Trumpcare is back. But its resurrection may be short lived.
The GOP’s Obamacare replacement effort (which initially failed in stunning fashion last month, when House Speaker Paul Ryan had to pull the bill because it lacked support among his own caucus) has had a dramatic week. Negotiations over the bill are ongoing as the threat of the second federal government shutdown in less than four years looms. But on Wednesday, House Republicans appeared to reach a breakthrough with a new health care deal endorsed by the hardline Freedom Caucus, which helped sink Trumpcare 1.0.
That means there’s at least a chance the House GOP can cobble together the votes to pass the latest iteration of the American Health Care Act.
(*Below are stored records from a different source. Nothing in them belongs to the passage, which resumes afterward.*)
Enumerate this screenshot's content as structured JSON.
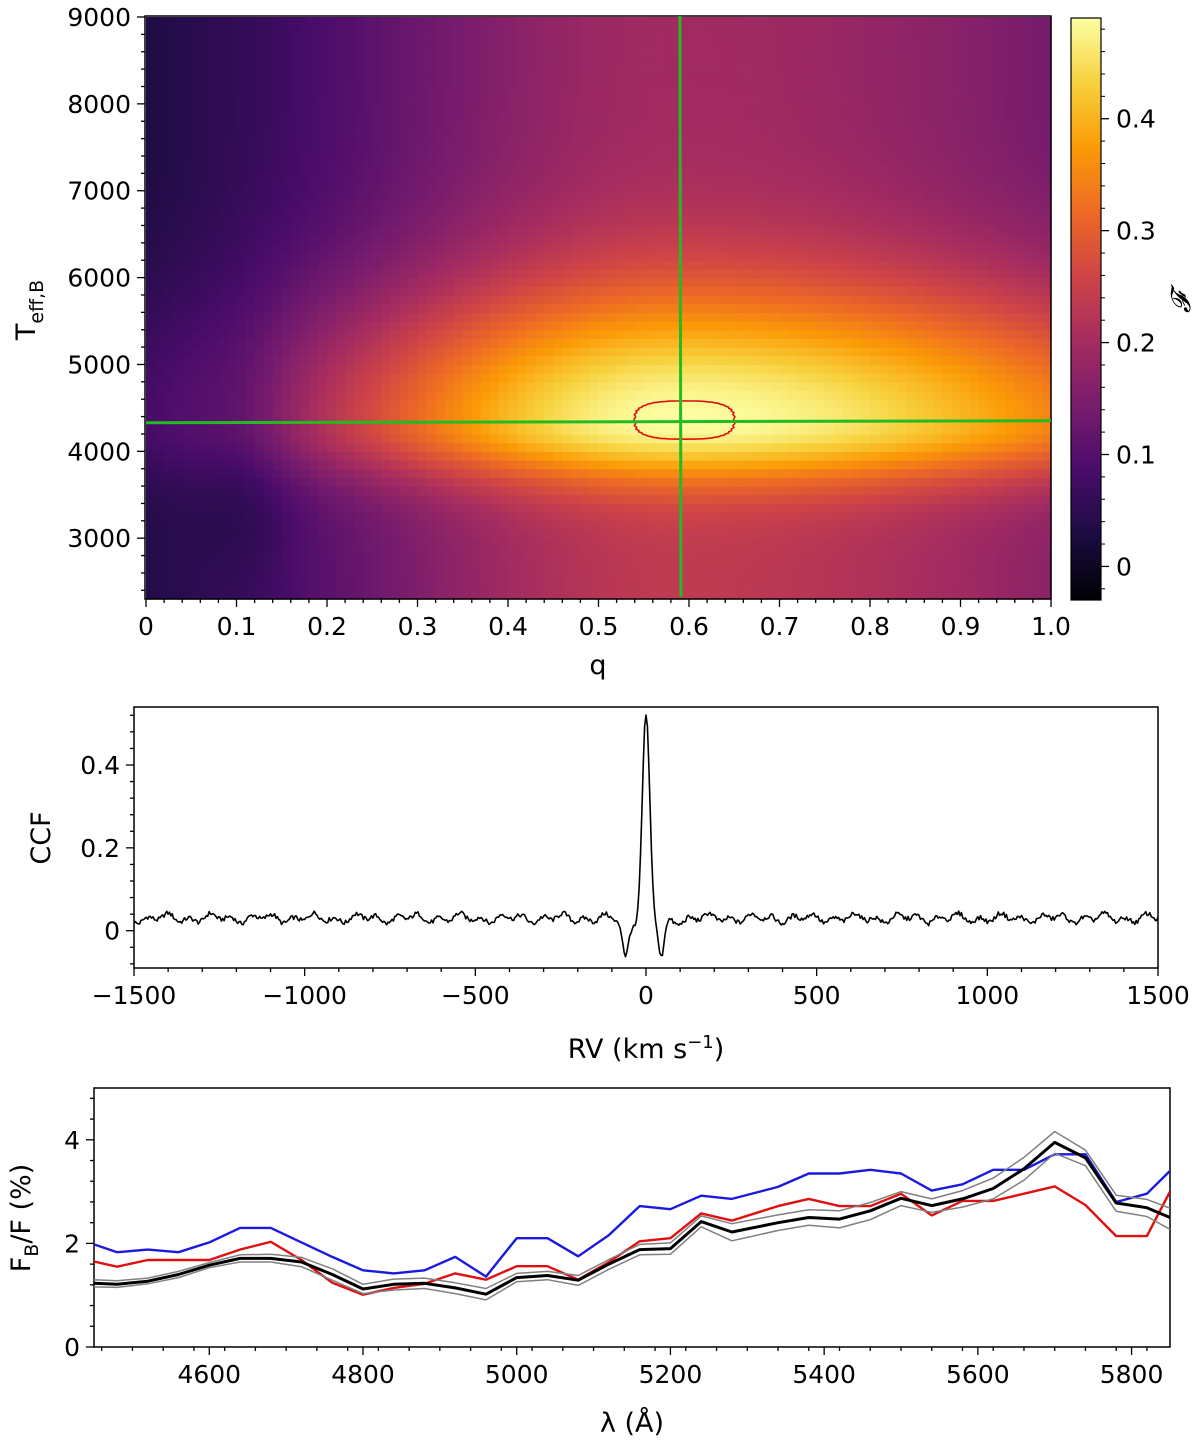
{
  "chart_data": [
    {
      "type": "heatmap",
      "title": "",
      "xlabel": "q",
      "ylabel_base": "T",
      "ylabel_sub": "eff,B",
      "colorbar_label": "𝓕",
      "xlim": [
        0,
        1.0
      ],
      "ylim": [
        2300,
        9000
      ],
      "clim": [
        -0.03,
        0.49
      ],
      "x_ticks": [
        0,
        0.1,
        0.2,
        0.3,
        0.4,
        0.5,
        0.6,
        0.7,
        0.8,
        0.9,
        1.0
      ],
      "x_tick_labels": [
        "0",
        "0.1",
        "0.2",
        "0.3",
        "0.4",
        "0.5",
        "0.6",
        "0.7",
        "0.8",
        "0.9",
        "1.0"
      ],
      "y_ticks": [
        3000,
        4000,
        5000,
        6000,
        7000,
        8000,
        9000
      ],
      "y_tick_labels": [
        "3000",
        "4000",
        "5000",
        "6000",
        "7000",
        "8000",
        "9000"
      ],
      "colorbar_ticks": [
        0,
        0.1,
        0.2,
        0.3,
        0.4
      ],
      "colorbar_tick_labels": [
        "0",
        "0.1",
        "0.2",
        "0.3",
        "0.4"
      ],
      "colormap": [
        "#000004",
        "#1b0c41",
        "#4a0c6b",
        "#781c6d",
        "#a52c60",
        "#cf4446",
        "#ed6925",
        "#fb9b06",
        "#f7d13d",
        "#fcffa4"
      ],
      "peak": {
        "q": 0.59,
        "teff": 4340,
        "value": 0.49
      },
      "crosshair": {
        "q": 0.59,
        "teff": 4340,
        "color": "#22bb22"
      },
      "confidence_contour": {
        "q_range": [
          0.54,
          0.65
        ],
        "teff_range": [
          4140,
          4580
        ],
        "color": "#dd1111"
      }
    },
    {
      "type": "line",
      "title": "",
      "xlabel": "RV (km s",
      "xlabel_sup": "−1",
      "xlabel_close": ")",
      "ylabel": "CCF",
      "xlim": [
        -1500,
        1500
      ],
      "ylim": [
        -0.09,
        0.54
      ],
      "x_ticks": [
        -1500,
        -1000,
        -500,
        0,
        500,
        1000,
        1500
      ],
      "x_tick_labels": [
        "−1500",
        "−1000",
        "−500",
        "0",
        "500",
        "1000",
        "1500"
      ],
      "y_ticks": [
        0,
        0.2,
        0.4
      ],
      "y_tick_labels": [
        "0",
        "0.2",
        "0.4"
      ],
      "peak": {
        "rv": 0,
        "ccf": 0.5
      },
      "baseline": 0.03,
      "dips": [
        {
          "rv": -60,
          "ccf": -0.055
        },
        {
          "rv": 45,
          "ccf": -0.055
        }
      ],
      "series_color": "#000000"
    },
    {
      "type": "line",
      "title": "",
      "xlabel": "λ (Å)",
      "ylabel_base": "F",
      "ylabel_sub": "B",
      "ylabel_rest": "/F (%)",
      "xlim": [
        4450,
        5850
      ],
      "ylim": [
        0,
        5
      ],
      "x_ticks": [
        4600,
        4800,
        5000,
        5200,
        5400,
        5600,
        5800
      ],
      "x_tick_labels": [
        "4600",
        "4800",
        "5000",
        "5200",
        "5400",
        "5600",
        "5800"
      ],
      "y_ticks": [
        0,
        2,
        4
      ],
      "y_tick_labels": [
        "0",
        "2",
        "4"
      ],
      "x": [
        4450,
        4480,
        4520,
        4560,
        4600,
        4640,
        4680,
        4720,
        4760,
        4800,
        4840,
        4880,
        4920,
        4960,
        5000,
        5040,
        5080,
        5120,
        5160,
        5200,
        5240,
        5280,
        5340,
        5380,
        5420,
        5460,
        5500,
        5540,
        5580,
        5620,
        5660,
        5700,
        5740,
        5780,
        5820,
        5850
      ],
      "series": [
        {
          "name": "blue",
          "color": "#1a1adf",
          "width": 2.4,
          "values": [
            1.98,
            1.83,
            1.88,
            1.83,
            2.02,
            2.3,
            2.3,
            2.02,
            1.74,
            1.48,
            1.42,
            1.48,
            1.74,
            1.36,
            2.1,
            2.1,
            1.75,
            2.16,
            2.72,
            2.66,
            2.92,
            2.86,
            3.09,
            3.35,
            3.35,
            3.42,
            3.35,
            3.02,
            3.14,
            3.42,
            3.42,
            3.72,
            3.72,
            2.8,
            2.96,
            3.4
          ]
        },
        {
          "name": "red",
          "color": "#e01010",
          "width": 2.4,
          "values": [
            1.65,
            1.55,
            1.68,
            1.68,
            1.68,
            1.88,
            2.03,
            1.68,
            1.24,
            1.01,
            1.14,
            1.22,
            1.42,
            1.3,
            1.56,
            1.56,
            1.3,
            1.64,
            2.04,
            2.1,
            2.58,
            2.44,
            2.72,
            2.86,
            2.72,
            2.72,
            2.96,
            2.54,
            2.82,
            2.82,
            2.96,
            3.1,
            2.74,
            2.14,
            2.14,
            3.0
          ]
        },
        {
          "name": "upper",
          "color": "#808080",
          "width": 1.5,
          "values": [
            1.3,
            1.28,
            1.33,
            1.46,
            1.63,
            1.78,
            1.79,
            1.73,
            1.51,
            1.21,
            1.31,
            1.33,
            1.24,
            1.13,
            1.42,
            1.46,
            1.38,
            1.69,
            1.98,
            2.01,
            2.53,
            2.38,
            2.55,
            2.65,
            2.63,
            2.79,
            3.0,
            2.86,
            3.02,
            3.26,
            3.66,
            4.16,
            3.8,
            2.93,
            2.85,
            2.68
          ]
        },
        {
          "name": "lower",
          "color": "#808080",
          "width": 1.5,
          "values": [
            1.16,
            1.15,
            1.22,
            1.34,
            1.53,
            1.64,
            1.64,
            1.55,
            1.29,
            1.03,
            1.1,
            1.13,
            1.03,
            0.91,
            1.26,
            1.3,
            1.19,
            1.5,
            1.78,
            1.79,
            2.32,
            2.05,
            2.25,
            2.35,
            2.3,
            2.46,
            2.73,
            2.6,
            2.7,
            2.86,
            3.22,
            3.74,
            3.5,
            2.62,
            2.52,
            2.27
          ]
        },
        {
          "name": "mean",
          "color": "#000000",
          "width": 3,
          "values": [
            1.23,
            1.21,
            1.27,
            1.4,
            1.58,
            1.71,
            1.71,
            1.64,
            1.4,
            1.12,
            1.21,
            1.23,
            1.14,
            1.02,
            1.34,
            1.38,
            1.29,
            1.6,
            1.88,
            1.9,
            2.42,
            2.22,
            2.4,
            2.5,
            2.47,
            2.63,
            2.87,
            2.73,
            2.86,
            3.06,
            3.44,
            3.95,
            3.65,
            2.78,
            2.69,
            2.5
          ]
        }
      ]
    }
  ]
}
However, even if they do (and as Ryan himself admitted on Thursday, this isn’t guaranteed to happen anytime soon), the chances that President Donald Trump will be getting an Obamacare-gutting bill on his desk are still slim as the proposals shift rightward and alienate moderate Republicans, especially in the Senate.
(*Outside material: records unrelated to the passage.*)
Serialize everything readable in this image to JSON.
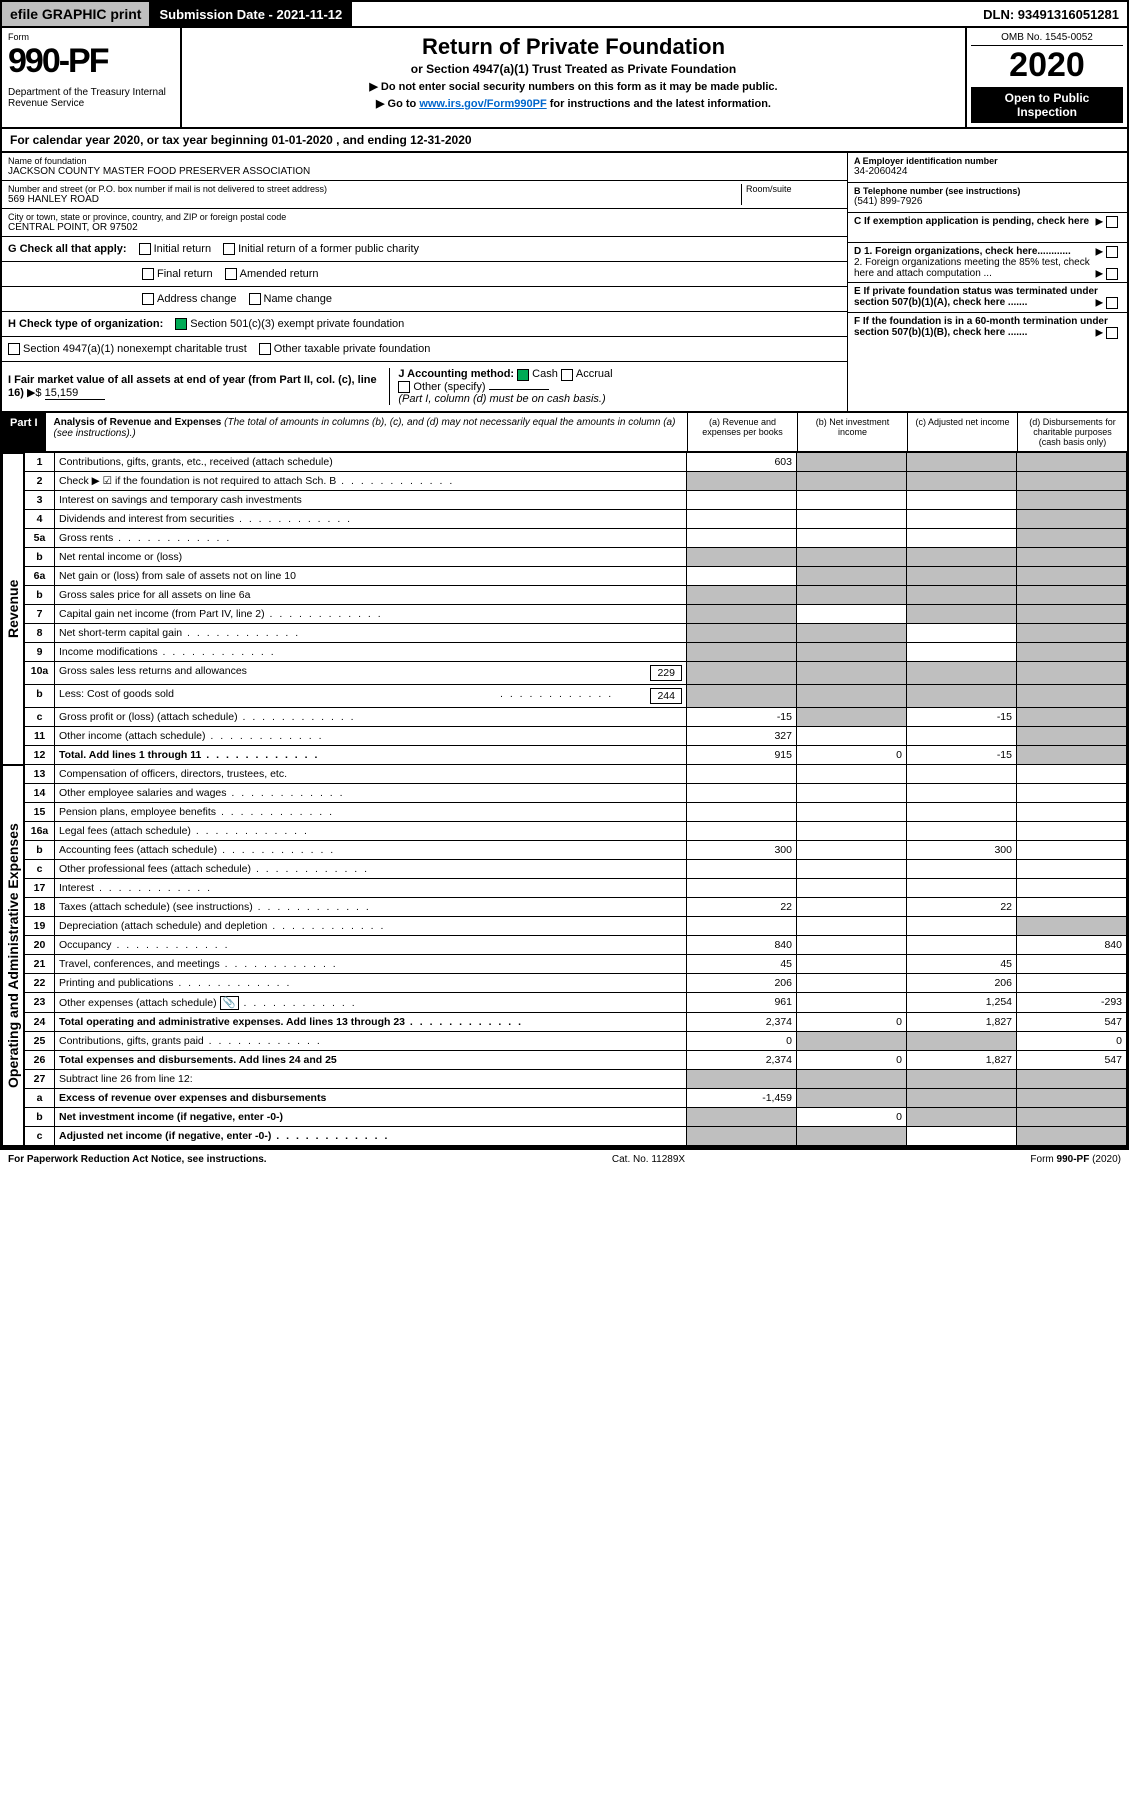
{
  "topbar": {
    "efile": "efile GRAPHIC print",
    "submission": "Submission Date - 2021-11-12",
    "dln": "DLN: 93491316051281"
  },
  "header": {
    "form_label": "Form",
    "form_number": "990-PF",
    "dept": "Department of the Treasury\nInternal Revenue Service",
    "title": "Return of Private Foundation",
    "subtitle": "or Section 4947(a)(1) Trust Treated as Private Foundation",
    "instr1": "▶ Do not enter social security numbers on this form as it may be made public.",
    "instr2": "▶ Go to www.irs.gov/Form990PF for instructions and the latest information.",
    "instr2_link": "www.irs.gov/Form990PF",
    "omb": "OMB No. 1545-0052",
    "year": "2020",
    "open": "Open to Public Inspection"
  },
  "calyear": "For calendar year 2020, or tax year beginning 01-01-2020          , and ending 12-31-2020",
  "name": {
    "label": "Name of foundation",
    "value": "JACKSON COUNTY MASTER FOOD PRESERVER ASSOCIATION"
  },
  "addr": {
    "label": "Number and street (or P.O. box number if mail is not delivered to street address)",
    "value": "569 HANLEY ROAD",
    "room_label": "Room/suite"
  },
  "city": {
    "label": "City or town, state or province, country, and ZIP or foreign postal code",
    "value": "CENTRAL POINT, OR  97502"
  },
  "eid": {
    "label": "A Employer identification number",
    "value": "34-2060424"
  },
  "phone": {
    "label": "B Telephone number (see instructions)",
    "value": "(541) 899-7926"
  },
  "c": "C If exemption application is pending, check here",
  "d1": "D 1. Foreign organizations, check here............",
  "d2": "2. Foreign organizations meeting the 85% test, check here and attach computation ...",
  "e": "E  If private foundation status was terminated under section 507(b)(1)(A), check here .......",
  "f": "F  If the foundation is in a 60-month termination under section 507(b)(1)(B), check here .......",
  "g": {
    "label": "G Check all that apply:",
    "opts": [
      "Initial return",
      "Final return",
      "Address change",
      "Initial return of a former public charity",
      "Amended return",
      "Name change"
    ]
  },
  "h": {
    "label": "H Check type of organization:",
    "opts": [
      "Section 501(c)(3) exempt private foundation",
      "Section 4947(a)(1) nonexempt charitable trust",
      "Other taxable private foundation"
    ]
  },
  "i": {
    "label": "I Fair market value of all assets at end of year (from Part II, col. (c), line 16)",
    "arrow": "▶$",
    "value": "15,159"
  },
  "j": {
    "label": "J Accounting method:",
    "opts": [
      "Cash",
      "Accrual",
      "Other (specify)"
    ],
    "note": "(Part I, column (d) must be on cash basis.)"
  },
  "part1": {
    "title": "Part I",
    "heading": "Analysis of Revenue and Expenses",
    "note": "(The total of amounts in columns (b), (c), and (d) may not necessarily equal the amounts in column (a) (see instructions).)",
    "cols": [
      "(a)  Revenue and expenses per books",
      "(b)  Net investment income",
      "(c)  Adjusted net income",
      "(d)  Disbursements for charitable purposes (cash basis only)"
    ]
  },
  "side_labels": {
    "rev": "Revenue",
    "exp": "Operating and Administrative Expenses"
  },
  "rows": [
    {
      "n": "1",
      "label": "Contributions, gifts, grants, etc., received (attach schedule)",
      "a": "603",
      "b": "grey",
      "c": "grey",
      "d": "grey"
    },
    {
      "n": "2",
      "label": "Check ▶ ☑ if the foundation is not required to attach Sch. B",
      "dots": true,
      "a": "grey",
      "b": "grey",
      "c": "grey",
      "d": "grey"
    },
    {
      "n": "3",
      "label": "Interest on savings and temporary cash investments",
      "a": "",
      "b": "",
      "c": "",
      "d": "grey"
    },
    {
      "n": "4",
      "label": "Dividends and interest from securities",
      "dots": true,
      "a": "",
      "b": "",
      "c": "",
      "d": "grey"
    },
    {
      "n": "5a",
      "label": "Gross rents",
      "dots": true,
      "a": "",
      "b": "",
      "c": "",
      "d": "grey"
    },
    {
      "n": "b",
      "label": "Net rental income or (loss)",
      "input": true,
      "a": "grey",
      "b": "grey",
      "c": "grey",
      "d": "grey"
    },
    {
      "n": "6a",
      "label": "Net gain or (loss) from sale of assets not on line 10",
      "a": "",
      "b": "grey",
      "c": "grey",
      "d": "grey"
    },
    {
      "n": "b",
      "label": "Gross sales price for all assets on line 6a",
      "input": true,
      "a": "grey",
      "b": "grey",
      "c": "grey",
      "d": "grey"
    },
    {
      "n": "7",
      "label": "Capital gain net income (from Part IV, line 2)",
      "dots": true,
      "a": "grey",
      "b": "",
      "c": "grey",
      "d": "grey"
    },
    {
      "n": "8",
      "label": "Net short-term capital gain",
      "dots": true,
      "a": "grey",
      "b": "grey",
      "c": "",
      "d": "grey"
    },
    {
      "n": "9",
      "label": "Income modifications",
      "dots": true,
      "a": "grey",
      "b": "grey",
      "c": "",
      "d": "grey"
    },
    {
      "n": "10a",
      "label": "Gross sales less returns and allowances",
      "inline": "229",
      "a": "grey",
      "b": "grey",
      "c": "grey",
      "d": "grey"
    },
    {
      "n": "b",
      "label": "Less: Cost of goods sold",
      "dots": true,
      "inline": "244",
      "a": "grey",
      "b": "grey",
      "c": "grey",
      "d": "grey"
    },
    {
      "n": "c",
      "label": "Gross profit or (loss) (attach schedule)",
      "dots": true,
      "a": "-15",
      "b": "grey",
      "c": "-15",
      "d": "grey"
    },
    {
      "n": "11",
      "label": "Other income (attach schedule)",
      "dots": true,
      "a": "327",
      "b": "",
      "c": "",
      "d": "grey"
    },
    {
      "n": "12",
      "label": "Total. Add lines 1 through 11",
      "dots": true,
      "bold": true,
      "a": "915",
      "b": "0",
      "c": "-15",
      "d": "grey"
    }
  ],
  "exprows": [
    {
      "n": "13",
      "label": "Compensation of officers, directors, trustees, etc.",
      "a": "",
      "b": "",
      "c": "",
      "d": ""
    },
    {
      "n": "14",
      "label": "Other employee salaries and wages",
      "dots": true,
      "a": "",
      "b": "",
      "c": "",
      "d": ""
    },
    {
      "n": "15",
      "label": "Pension plans, employee benefits",
      "dots": true,
      "a": "",
      "b": "",
      "c": "",
      "d": ""
    },
    {
      "n": "16a",
      "label": "Legal fees (attach schedule)",
      "dots": true,
      "a": "",
      "b": "",
      "c": "",
      "d": ""
    },
    {
      "n": "b",
      "label": "Accounting fees (attach schedule)",
      "dots": true,
      "a": "300",
      "b": "",
      "c": "300",
      "d": ""
    },
    {
      "n": "c",
      "label": "Other professional fees (attach schedule)",
      "dots": true,
      "a": "",
      "b": "",
      "c": "",
      "d": ""
    },
    {
      "n": "17",
      "label": "Interest",
      "dots": true,
      "a": "",
      "b": "",
      "c": "",
      "d": ""
    },
    {
      "n": "18",
      "label": "Taxes (attach schedule) (see instructions)",
      "dots": true,
      "a": "22",
      "b": "",
      "c": "22",
      "d": ""
    },
    {
      "n": "19",
      "label": "Depreciation (attach schedule) and depletion",
      "dots": true,
      "a": "",
      "b": "",
      "c": "",
      "d": "grey"
    },
    {
      "n": "20",
      "label": "Occupancy",
      "dots": true,
      "a": "840",
      "b": "",
      "c": "",
      "d": "840"
    },
    {
      "n": "21",
      "label": "Travel, conferences, and meetings",
      "dots": true,
      "a": "45",
      "b": "",
      "c": "45",
      "d": ""
    },
    {
      "n": "22",
      "label": "Printing and publications",
      "dots": true,
      "a": "206",
      "b": "",
      "c": "206",
      "d": ""
    },
    {
      "n": "23",
      "label": "Other expenses (attach schedule)",
      "dots": true,
      "icon": true,
      "a": "961",
      "b": "",
      "c": "1,254",
      "d": "-293"
    },
    {
      "n": "24",
      "label": "Total operating and administrative expenses. Add lines 13 through 23",
      "dots": true,
      "bold": true,
      "a": "2,374",
      "b": "0",
      "c": "1,827",
      "d": "547"
    },
    {
      "n": "25",
      "label": "Contributions, gifts, grants paid",
      "dots": true,
      "a": "0",
      "b": "grey",
      "c": "grey",
      "d": "0"
    },
    {
      "n": "26",
      "label": "Total expenses and disbursements. Add lines 24 and 25",
      "bold": true,
      "a": "2,374",
      "b": "0",
      "c": "1,827",
      "d": "547"
    },
    {
      "n": "27",
      "label": "Subtract line 26 from line 12:",
      "a": "grey",
      "b": "grey",
      "c": "grey",
      "d": "grey"
    },
    {
      "n": "a",
      "label": "Excess of revenue over expenses and disbursements",
      "bold": true,
      "a": "-1,459",
      "b": "grey",
      "c": "grey",
      "d": "grey"
    },
    {
      "n": "b",
      "label": "Net investment income (if negative, enter -0-)",
      "bold": true,
      "a": "grey",
      "b": "0",
      "c": "grey",
      "d": "grey"
    },
    {
      "n": "c",
      "label": "Adjusted net income (if negative, enter -0-)",
      "dots": true,
      "bold": true,
      "a": "grey",
      "b": "grey",
      "c": "",
      "d": "grey"
    }
  ],
  "footer": {
    "left": "For Paperwork Reduction Act Notice, see instructions.",
    "mid": "Cat. No. 11289X",
    "right": "Form 990-PF (2020)"
  }
}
Click here to subscribe to Brainstorm Health Daily, our brand new newsletter about health innovations.
The newest proposed Obamacare deal centers on something called the “MacArthur Amendment,” proposed by New Jersey GOP Congressman Tom MacArthur. Simply put, the provision would give states far more authority to dismantle Obamacare’s major protections—including financial shields for the sick, the elderly, and Americans who require specific benefits like maternity or mental health coverage which insurers would be allowed to forgo. (Health care expert Tim Jost has a great summary of what the amendment would do over at Health Affairs.)
Under MacArthur’s proposal, states could opt to let insurance companies charge sick people more for their care. That’s specifically prohibited under Obamacare and among the health law’s most popular provisions (Trump and other officials have even promised to keep the Affordable Care Act’s protections for people with pre-existing conditions in place). And while this tactic might appeal to the right wing of the House, which doesn’t believe such protections should be mandated by the federal government, it could be a deal-breaker elsewhere.
Moderate lawmakers in the GOP-controlled Senate, who were already nervous about the GOP’s push to roll back Obamacare’s Medicaid expansion for the poor (a provision that has been embraced by prominent Republican governors and legislatures), will likely find the changes hard to stomach, as Politico notes. Some conservatives could also be opposed since there would still be taxpayer-funded provisions to help Americans buy coverage.
Jost thinks the latest changes may not even pass muster in the House despite the newfound Freedom Caucus enthusiasm. “It is unclear at this point whether this amendment will garner enough votes to pass the House. The blanket waiver of essential health benefits at least should be of concern to some moderate Republicans. If the bill as amended passes the House, however, it is hard to imagine how this provision will be approved by the Senate,” he writes.
In the meantime, Congressional Democratic leaders appear to believe President Trump won’t follow through on a threat to end Obamacare subsidies that would effectively wreak havoc on the law’s marketplaces. Still, given the general chaos that’s surrounded the GOP’s Obamacare-gutting quest, it’s possible the president could score his first major legislative victory in the House—only to see it crash and burn in the Senate.